Annotated tweet corpus in Arabizi, French and English – ELRA Catalogue

Last view: 2025-07-07

27 Last view: 2025-07-07

Annotated tweet corpus in Arabizi, French and English

View resource name in all available languages

Corpus de tweets annotés en arabizi, français et anglais

ISLRN: 482-848-308-105-6

ID:

ELRA-W0323

The annotated tweet corpus in Arabizi, French and English was built by ELDA on behalf of INSA Rouen Normandie (Normandie Université, LITIS team), in the framework of the SAPhIRS project (System for the Analysis of Information Propagation in Social Networks), funded by the DGE (Direction Générale des Entreprises, France) through the RAPID programme (2017-2020). This project aimed at studying the mechanisms of information and opinion propagation within social networks: identifying influential leaders, detecting channels for disseminating information and opinion. The purpose of the corpus constitution, completed in 2020, was to collect and annotate tweets in 3 languages (Arabizi, French and English) for 3 predefined themes (Hooliganism, Racism, Terrorism).

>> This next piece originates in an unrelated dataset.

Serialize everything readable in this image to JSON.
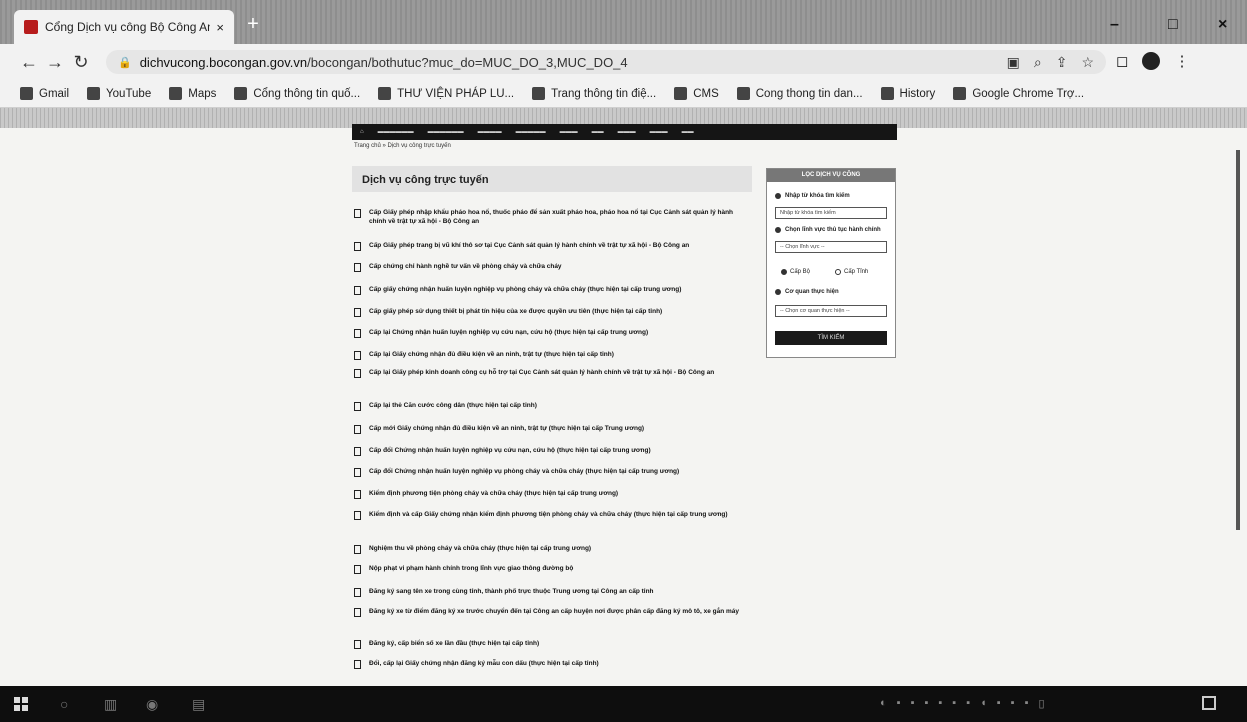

For the collection, a tool has been developed in Python (based on the “GetOldTweets3” library) which used information such as the language (EN/FR) and a keyword list as input. With this tool, a maximum of 10,000 tweets per (keyword, language) pair were collected for English and French. For Arabizi, a specific process was setup, consisting in creating a vocabulary list in Arabizi from a corpus of Arabizi SMS (for Moroccan and Tunisian) and Training and test data for Arabizi detection and transliteration (available from ELRA under reference ELRA-W0126, ISLRN ID: 986-364-744-303-9) by selecting the 1000 most frequent words, and downloading the tweets containing each word from this vocabulary and keyword list (places = Morocco, Tunisia, Algeria). The tweets that were kept had to contain at least 5 words in Arabizi.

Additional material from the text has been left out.